The past two days have been extreme with pain. Due to my own doing. I have the "think I can attitude and no one can tell me different". So I overdid myself. Pretended I didn't have limits. Pretended I didn't have pain. Well pain showed it's ugly self and I had to use a cane yesterday. I sat and cried. Thinking of all I want to do and can't. I became really down. My kids noticed and reacted to it. They went on their best behavior. One of my boys even learned how to run the washer. Then I remembered.... I forgot to count!
I learned in December that I have to look for the positives in life, because sometimes those postives don't just fall in my lap.

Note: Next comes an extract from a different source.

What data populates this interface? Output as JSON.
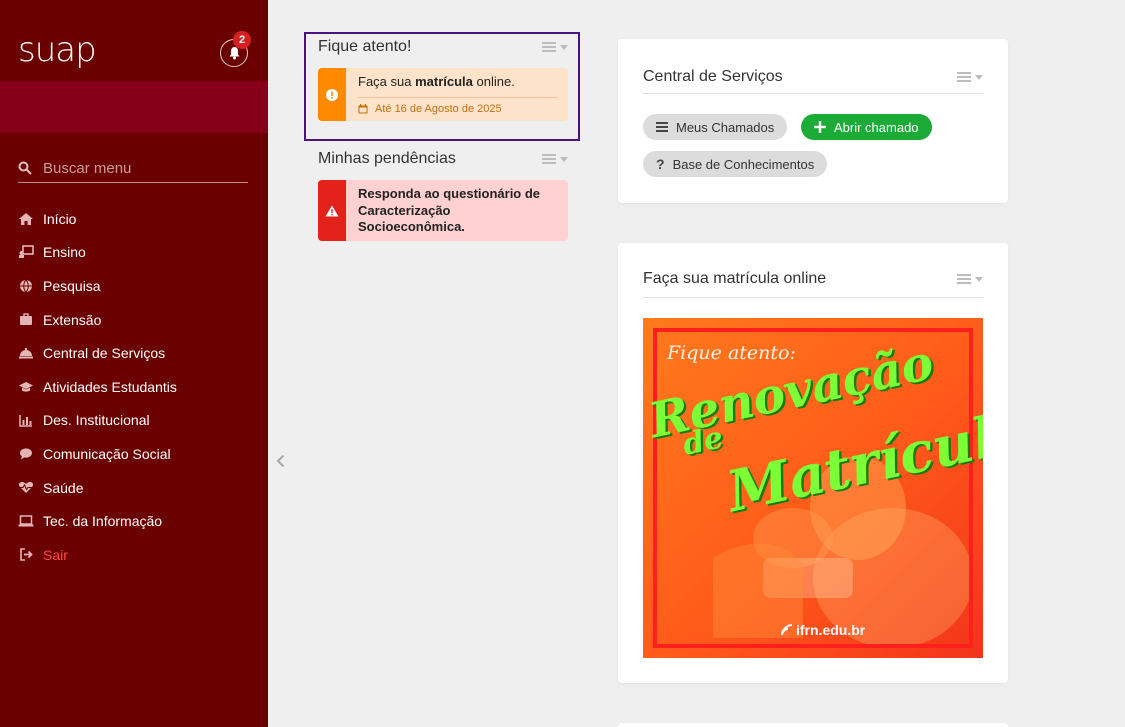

Last November our daughter was murdered by an ex-boyfriend. I crawled in a hole. I wanted to be in the hole next to her. For not only was she my daughter, but she was my best friend. December rolled around and I woke up one day. I had to crawl out of this hole. I had to for my children. I needed to be there for them. They needed me. So I started looking for the positives in life. Then it struck me, the years we had with our daughter was a blessing in itself, for some loose their children at birth. I know my pain--but can't imagine theirs. We have incredible memories and she will always be with us.

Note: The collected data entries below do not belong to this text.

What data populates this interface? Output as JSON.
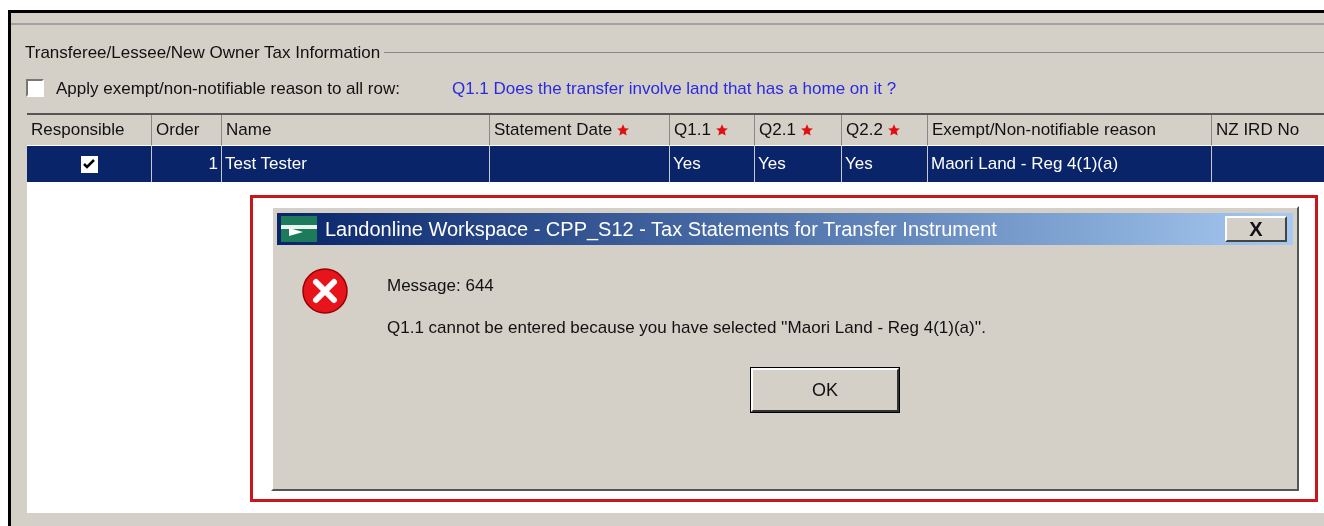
{
  "group": {
    "title": "Transferee/Lessee/New Owner Tax Information"
  },
  "apply_all": {
    "label": "Apply exempt/non-notifiable reason to all row:",
    "checked": false
  },
  "hint": "Q1.1 Does the transfer involve land that has a home on it ?",
  "table": {
    "columns": [
      {
        "label": "Responsible",
        "required": false
      },
      {
        "label": "Order",
        "required": false
      },
      {
        "label": "Name",
        "required": false
      },
      {
        "label": "Statement Date",
        "required": true
      },
      {
        "label": "Q1.1",
        "required": true
      },
      {
        "label": "Q2.1",
        "required": true
      },
      {
        "label": "Q2.2",
        "required": true
      },
      {
        "label": "Exempt/Non-notifiable reason",
        "required": false
      },
      {
        "label": "NZ IRD No",
        "required": false
      }
    ],
    "rows": [
      {
        "selected": true,
        "responsible": true,
        "order": "1",
        "name": "Test Tester",
        "q1_1": "Yes",
        "q2_1": "Yes",
        "q2_2": "Yes",
        "reason": "Maori Land - Reg 4(1)(a)"
      }
    ]
  },
  "dialog": {
    "title": "Landonline Workspace - CPP_S12 - Tax Statements for Transfer Instrument",
    "close": "X",
    "heading": "Message: 644",
    "message": "Q1.1 cannot be entered because you have selected ''Maori Land - Reg 4(1)(a)''.",
    "ok": "OK"
  }
}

The week before Christmas I lost my job. Having always been employed, this was a new way of life for me. I now didn't have to make the decision to take time off from work for my hubby's up-coming hip operation in January. Instead I took that blessing and learned how to conserve money. I spent much more time with my kids--good quailty time. Healing time together.
Now I sit here thinking about the blessings over the past couple of days. To see nine kids taking care of things in the house. To see how my son learned to use the washer. To know I can see and hear my children. That my children can work together as a team. To see my youngest son pick a cucumber from the garden--his very first one. Only because I couldn't bend over to pick it myself. To see the excitement in his face.. To enjoy their smiles--because I wasn't "too busy" doing something.
Sometimes I have to look for those blessings. But you know what? They are always there.